Assunção Cristas já entregou, no tribunal, as listas do CDS-PP à Câmara de Lisboa, com independentes e quase uma paridade entre homens e mulheres.

A líder do CDS assumiu que a sua ambição é ganhar, mais do que disputar os votos com o PSD nas eleições autárquicas de 1 de outubro. Disse-o à Lusa, antes da entrega das listas, no Palácio da Justiça, na capital.

“A minha ambição é ganhar as eleições”, disse, depois de lembrar que a última vez que o CDS concorreu sozinho obteve 6,9% e que é essa a sua base.

Luto para o máximo, sabendo que a escolha é dos lisboetas. Para obter o máximo, é necessário “rabalhar muito e todos estão animados com uma belíssima lista”.

Os nomes na lista

Nas listas do CDS à câmara de Lisboa, Assunção Cristas é acompanhada pelo atual vereador, João Pedro Gonçalves Pereira, que nos últimos anos “fez uma oposição firme” e em terceiro lugar surge mais uma mulher - Conceição Zagalo.

Conceição Zagalo teve um percurso empresarial que passou pela IBM e, destacou Assunção, foi presidente do Grupo de Reflexão e Apoio à Cidadania Empresarial (GRACE) e distinguida pela Amnistia Internacional, em 2007, pelas suas “causas sociais”.

A encabeçar a lista à Assembleia Municipal está outra mulher e independente, a catedrática em arquitetura paisagística Cristina Castel-Branco, com experiência em espaços verdes e urbanismo

Em síntese, a participação destes independentes “é uma enorme mais-valia para o projeto” em Lisboa, pelo que significa de “alargamento do partido a pessoas reconhecidas, com qualidade e valor, mostrando que é uma “candidatura aberta e alargada”.

Ontem, a concelhia do CDS-PP em Lisboa pediu esclarecimentos à Comissão Nacional de Eleições (CNE) sobre a propaganda da maioria socialista no executivo relativa a obras feitas no espaço público, em período de pré-campanha eleitoral.

26 listas no total

No total, o CDS-PP apresentou, em pastas azuis, as cores do partido, no Tribunal de Lisboa, no Palácio da Justiça, 26 listas – 24 às freguesias da capital e as listas à câmara e à assembleia municipais.
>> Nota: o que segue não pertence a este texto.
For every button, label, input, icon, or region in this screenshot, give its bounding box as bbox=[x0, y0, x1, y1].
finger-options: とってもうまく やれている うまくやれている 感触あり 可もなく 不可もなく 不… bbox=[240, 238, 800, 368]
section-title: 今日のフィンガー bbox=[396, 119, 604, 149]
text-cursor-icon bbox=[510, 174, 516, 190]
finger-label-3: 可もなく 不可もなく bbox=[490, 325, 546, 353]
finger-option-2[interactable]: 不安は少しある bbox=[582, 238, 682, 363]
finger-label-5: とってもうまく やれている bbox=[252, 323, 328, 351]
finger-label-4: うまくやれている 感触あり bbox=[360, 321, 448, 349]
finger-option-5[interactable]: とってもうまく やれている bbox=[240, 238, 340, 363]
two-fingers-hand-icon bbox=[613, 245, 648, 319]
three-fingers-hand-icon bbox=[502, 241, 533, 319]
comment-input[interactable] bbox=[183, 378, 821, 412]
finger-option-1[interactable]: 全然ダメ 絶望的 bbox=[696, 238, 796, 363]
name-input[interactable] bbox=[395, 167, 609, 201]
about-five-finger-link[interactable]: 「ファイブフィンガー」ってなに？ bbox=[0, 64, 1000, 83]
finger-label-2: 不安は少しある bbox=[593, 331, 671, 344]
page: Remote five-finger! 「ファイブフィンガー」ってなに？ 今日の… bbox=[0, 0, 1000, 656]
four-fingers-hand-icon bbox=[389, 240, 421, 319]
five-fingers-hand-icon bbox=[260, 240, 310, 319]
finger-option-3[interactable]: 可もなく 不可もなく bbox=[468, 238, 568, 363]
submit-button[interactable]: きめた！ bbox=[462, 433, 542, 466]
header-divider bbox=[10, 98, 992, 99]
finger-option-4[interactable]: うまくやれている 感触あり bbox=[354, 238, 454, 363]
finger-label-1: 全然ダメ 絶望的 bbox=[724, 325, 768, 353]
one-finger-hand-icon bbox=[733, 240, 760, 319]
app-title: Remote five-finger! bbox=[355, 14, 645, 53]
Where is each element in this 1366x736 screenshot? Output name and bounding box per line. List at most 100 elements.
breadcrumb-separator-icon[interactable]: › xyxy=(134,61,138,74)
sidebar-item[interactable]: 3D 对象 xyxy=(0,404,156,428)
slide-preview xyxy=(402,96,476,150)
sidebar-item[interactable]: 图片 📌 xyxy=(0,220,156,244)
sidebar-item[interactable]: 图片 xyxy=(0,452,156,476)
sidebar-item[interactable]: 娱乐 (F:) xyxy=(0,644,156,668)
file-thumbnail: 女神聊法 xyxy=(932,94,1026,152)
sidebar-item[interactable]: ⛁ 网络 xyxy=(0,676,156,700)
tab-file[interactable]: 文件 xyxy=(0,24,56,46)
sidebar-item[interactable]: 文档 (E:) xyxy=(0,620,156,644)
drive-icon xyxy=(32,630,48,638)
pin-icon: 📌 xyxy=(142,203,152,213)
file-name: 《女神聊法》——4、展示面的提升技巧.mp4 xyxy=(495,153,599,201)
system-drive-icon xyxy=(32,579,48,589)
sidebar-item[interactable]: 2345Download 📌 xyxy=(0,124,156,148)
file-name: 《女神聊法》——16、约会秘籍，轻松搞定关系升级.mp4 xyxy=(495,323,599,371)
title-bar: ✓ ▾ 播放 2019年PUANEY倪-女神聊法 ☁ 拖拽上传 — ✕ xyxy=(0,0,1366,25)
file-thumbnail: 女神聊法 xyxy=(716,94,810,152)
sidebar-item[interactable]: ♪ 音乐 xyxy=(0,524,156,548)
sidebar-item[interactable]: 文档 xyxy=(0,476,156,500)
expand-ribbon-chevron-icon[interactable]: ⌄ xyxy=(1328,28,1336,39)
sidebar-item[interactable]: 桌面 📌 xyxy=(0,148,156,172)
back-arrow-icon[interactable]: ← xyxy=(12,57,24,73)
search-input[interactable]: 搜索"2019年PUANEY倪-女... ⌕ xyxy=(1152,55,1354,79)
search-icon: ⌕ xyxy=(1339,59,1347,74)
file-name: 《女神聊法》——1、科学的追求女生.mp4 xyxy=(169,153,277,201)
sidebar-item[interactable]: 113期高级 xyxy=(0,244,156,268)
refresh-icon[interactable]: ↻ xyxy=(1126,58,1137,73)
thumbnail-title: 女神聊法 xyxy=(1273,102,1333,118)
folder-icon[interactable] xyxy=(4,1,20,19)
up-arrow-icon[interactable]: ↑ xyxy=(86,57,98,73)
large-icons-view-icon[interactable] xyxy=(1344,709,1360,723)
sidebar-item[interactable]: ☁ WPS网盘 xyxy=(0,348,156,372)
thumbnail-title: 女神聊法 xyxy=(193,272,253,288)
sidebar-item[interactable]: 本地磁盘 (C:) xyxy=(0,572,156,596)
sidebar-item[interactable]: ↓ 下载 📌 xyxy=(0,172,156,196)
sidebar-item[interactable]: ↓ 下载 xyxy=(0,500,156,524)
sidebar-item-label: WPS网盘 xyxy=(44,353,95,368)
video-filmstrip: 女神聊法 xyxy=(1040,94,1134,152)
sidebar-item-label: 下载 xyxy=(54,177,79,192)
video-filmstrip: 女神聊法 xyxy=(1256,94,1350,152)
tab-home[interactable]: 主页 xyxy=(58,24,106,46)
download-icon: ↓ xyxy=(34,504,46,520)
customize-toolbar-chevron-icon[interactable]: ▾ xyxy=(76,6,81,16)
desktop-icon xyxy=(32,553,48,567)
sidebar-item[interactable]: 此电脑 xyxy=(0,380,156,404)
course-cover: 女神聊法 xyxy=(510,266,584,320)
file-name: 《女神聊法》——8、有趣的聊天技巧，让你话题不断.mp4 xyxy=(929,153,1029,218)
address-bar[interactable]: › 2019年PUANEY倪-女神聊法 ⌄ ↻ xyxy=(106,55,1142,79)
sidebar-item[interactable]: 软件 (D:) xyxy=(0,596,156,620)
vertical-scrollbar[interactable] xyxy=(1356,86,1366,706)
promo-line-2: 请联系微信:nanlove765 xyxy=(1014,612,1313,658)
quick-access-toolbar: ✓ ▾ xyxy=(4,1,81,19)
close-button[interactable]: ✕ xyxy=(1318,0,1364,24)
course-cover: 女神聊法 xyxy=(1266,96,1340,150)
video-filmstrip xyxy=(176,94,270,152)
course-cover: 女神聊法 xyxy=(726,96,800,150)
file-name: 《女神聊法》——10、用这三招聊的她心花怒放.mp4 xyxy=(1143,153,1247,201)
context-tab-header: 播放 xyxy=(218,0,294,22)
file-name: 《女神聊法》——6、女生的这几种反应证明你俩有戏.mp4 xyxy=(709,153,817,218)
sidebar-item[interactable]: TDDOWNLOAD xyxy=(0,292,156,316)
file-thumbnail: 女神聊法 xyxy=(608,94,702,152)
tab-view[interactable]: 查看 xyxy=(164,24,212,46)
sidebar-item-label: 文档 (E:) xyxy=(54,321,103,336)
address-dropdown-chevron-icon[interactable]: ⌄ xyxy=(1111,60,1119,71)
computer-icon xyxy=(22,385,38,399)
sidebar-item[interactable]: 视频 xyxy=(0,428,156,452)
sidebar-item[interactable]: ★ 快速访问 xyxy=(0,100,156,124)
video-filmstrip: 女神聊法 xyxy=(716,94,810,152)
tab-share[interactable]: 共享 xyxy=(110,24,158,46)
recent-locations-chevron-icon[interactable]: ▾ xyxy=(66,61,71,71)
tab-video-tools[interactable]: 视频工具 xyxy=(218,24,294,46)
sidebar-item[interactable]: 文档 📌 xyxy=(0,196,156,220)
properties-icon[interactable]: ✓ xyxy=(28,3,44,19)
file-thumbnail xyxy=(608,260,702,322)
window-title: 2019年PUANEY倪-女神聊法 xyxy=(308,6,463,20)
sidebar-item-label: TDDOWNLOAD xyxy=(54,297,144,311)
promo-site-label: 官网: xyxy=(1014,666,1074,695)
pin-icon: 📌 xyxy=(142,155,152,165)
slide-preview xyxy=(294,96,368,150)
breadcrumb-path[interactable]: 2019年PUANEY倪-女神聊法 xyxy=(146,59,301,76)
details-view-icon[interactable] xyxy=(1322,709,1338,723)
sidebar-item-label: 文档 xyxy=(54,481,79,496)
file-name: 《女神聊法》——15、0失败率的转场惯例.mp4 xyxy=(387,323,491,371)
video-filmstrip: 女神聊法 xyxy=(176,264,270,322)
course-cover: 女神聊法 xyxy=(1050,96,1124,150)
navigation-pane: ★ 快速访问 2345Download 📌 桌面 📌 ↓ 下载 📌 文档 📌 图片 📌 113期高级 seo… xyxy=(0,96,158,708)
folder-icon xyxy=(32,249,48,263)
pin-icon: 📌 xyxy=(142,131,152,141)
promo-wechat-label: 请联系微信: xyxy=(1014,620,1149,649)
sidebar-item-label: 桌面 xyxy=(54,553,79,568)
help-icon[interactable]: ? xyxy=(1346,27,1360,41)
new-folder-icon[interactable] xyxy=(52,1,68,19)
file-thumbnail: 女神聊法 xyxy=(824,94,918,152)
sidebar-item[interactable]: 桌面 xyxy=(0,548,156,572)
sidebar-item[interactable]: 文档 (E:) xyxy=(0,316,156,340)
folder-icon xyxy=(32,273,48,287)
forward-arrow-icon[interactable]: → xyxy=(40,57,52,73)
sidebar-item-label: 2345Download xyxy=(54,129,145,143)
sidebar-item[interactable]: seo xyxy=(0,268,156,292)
Ao todo, são 660 nomes, na sua maioria homens (58%), e em que figuram 34% de independentes, segundo dados fornecidos à Lusa pelo partido.

Assunção Cristas afirmou estar a concluir o programa eleitoral com que se apresentará às eleições, que terá como duas grandes prioridades a ação social e a mobilidade.

Os democratas-cristãos têm, nomeadamente, a proposta Cresce 100%, que prevê que todas as crianças da cidade sejam abrangidas, e a candidata à Câmara propõe-se olhar "para a cidade esquecida e abandonada pela governação socialista". "É preciso um olhar humano" para Lisboa, concluiu.

Nas eleições autárquicas de 1 de outubro concorrem, em Lisboa, Fernando Medina (PS), Teresa Leal Coelho (PSD), João Ferreira (CDU), Ricardo Robles (BE), Assunção Cristas (líder do CDS-PP), Inês Sousa Real (PAN), Joana Amaral Dias (Nós, Cidadãos!) e Carlos Teixeira (independente apoiado pelo PDR e JPP).